Although, on the one hand, process mining has become a very useful technique that supports the process-related analysis or information exploration. Whereby, useful information on how the different activities depend on each other within the process domains are made possible.
On the other hand, there exists the problem of semantic (abstraction analysis) which the standard PM methods tends to lack. For this purpose, this paper has shown that a combination of the PM methods with semantic technologies is beneficial and to a great extent effective in extracting models capable of producing newly and/or previously undiscovered information that allows for abstract analysis and interpretation of the processes. To do this, this paper introduced a framework (SPMaAF) that integrates the main components that motivates the semantic process mining methods (i.e. annotated event logs/models, ontologies and semantic reasoners). Clearly, the SPM-based method is aimed at discovering and enhancement of the set(s) of behaviours (or patterns) that can be found within the different process domains.
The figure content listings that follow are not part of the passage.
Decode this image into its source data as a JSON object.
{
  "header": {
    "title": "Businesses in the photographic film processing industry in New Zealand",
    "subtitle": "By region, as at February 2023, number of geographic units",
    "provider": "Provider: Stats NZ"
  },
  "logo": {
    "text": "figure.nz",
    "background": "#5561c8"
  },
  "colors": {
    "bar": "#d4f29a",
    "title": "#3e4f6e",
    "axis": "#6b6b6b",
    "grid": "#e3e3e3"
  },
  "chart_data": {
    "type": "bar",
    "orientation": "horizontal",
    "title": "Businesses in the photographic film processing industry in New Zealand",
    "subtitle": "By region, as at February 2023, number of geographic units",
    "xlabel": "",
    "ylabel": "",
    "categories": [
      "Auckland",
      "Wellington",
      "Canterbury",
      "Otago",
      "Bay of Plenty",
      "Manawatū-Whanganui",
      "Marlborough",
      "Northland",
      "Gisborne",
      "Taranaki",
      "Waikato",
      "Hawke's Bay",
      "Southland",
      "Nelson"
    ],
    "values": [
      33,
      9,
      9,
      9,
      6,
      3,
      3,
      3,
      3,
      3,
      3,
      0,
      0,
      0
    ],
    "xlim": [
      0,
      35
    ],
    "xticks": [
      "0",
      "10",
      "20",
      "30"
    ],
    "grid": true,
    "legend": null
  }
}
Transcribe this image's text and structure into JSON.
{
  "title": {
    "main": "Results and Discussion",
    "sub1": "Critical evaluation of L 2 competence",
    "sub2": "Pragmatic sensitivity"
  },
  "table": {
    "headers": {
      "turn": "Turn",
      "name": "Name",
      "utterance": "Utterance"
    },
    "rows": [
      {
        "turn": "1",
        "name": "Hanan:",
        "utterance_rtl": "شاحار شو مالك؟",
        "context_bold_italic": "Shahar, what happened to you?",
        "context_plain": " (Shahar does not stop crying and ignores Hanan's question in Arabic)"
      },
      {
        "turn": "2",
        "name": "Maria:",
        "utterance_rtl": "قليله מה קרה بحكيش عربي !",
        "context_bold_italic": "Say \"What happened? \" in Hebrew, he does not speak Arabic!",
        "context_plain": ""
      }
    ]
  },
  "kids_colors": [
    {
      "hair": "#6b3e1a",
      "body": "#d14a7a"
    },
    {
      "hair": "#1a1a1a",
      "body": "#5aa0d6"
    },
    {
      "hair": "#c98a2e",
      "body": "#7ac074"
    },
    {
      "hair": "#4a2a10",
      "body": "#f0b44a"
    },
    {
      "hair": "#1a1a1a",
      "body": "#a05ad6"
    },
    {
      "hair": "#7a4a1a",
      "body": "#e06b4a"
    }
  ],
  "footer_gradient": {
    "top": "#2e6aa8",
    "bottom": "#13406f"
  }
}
In addition, this paper also study the current methods, applications and development within the context of process mining and semantic technologies.
Finally, the paper concludes with the supposition that a system which is formally encoded with semantic labelling (annotation), semantic representations (ontologies) and semantic reasoning (reasoner) has the capacity to lift the PM results and analysis from the syntactic to a more conceptual level.
Future works can adopt the proposed SPMaAF method to analyze data extracts from any given process domain or interests. This may also include refinement of the semantic-based fuzzy mining and reasoning method that has already been developed in this paper. For instance, further extensions may uncover a different approach towards integration of the ontology-based schemas or reasoning capabilities that have been defined in this study. Moreover, this is owing to the fact the semantic-based process mining (SPM) is a new field within the broader context of the PM, and there are not too many algorithms/tools that support the method in the current literature.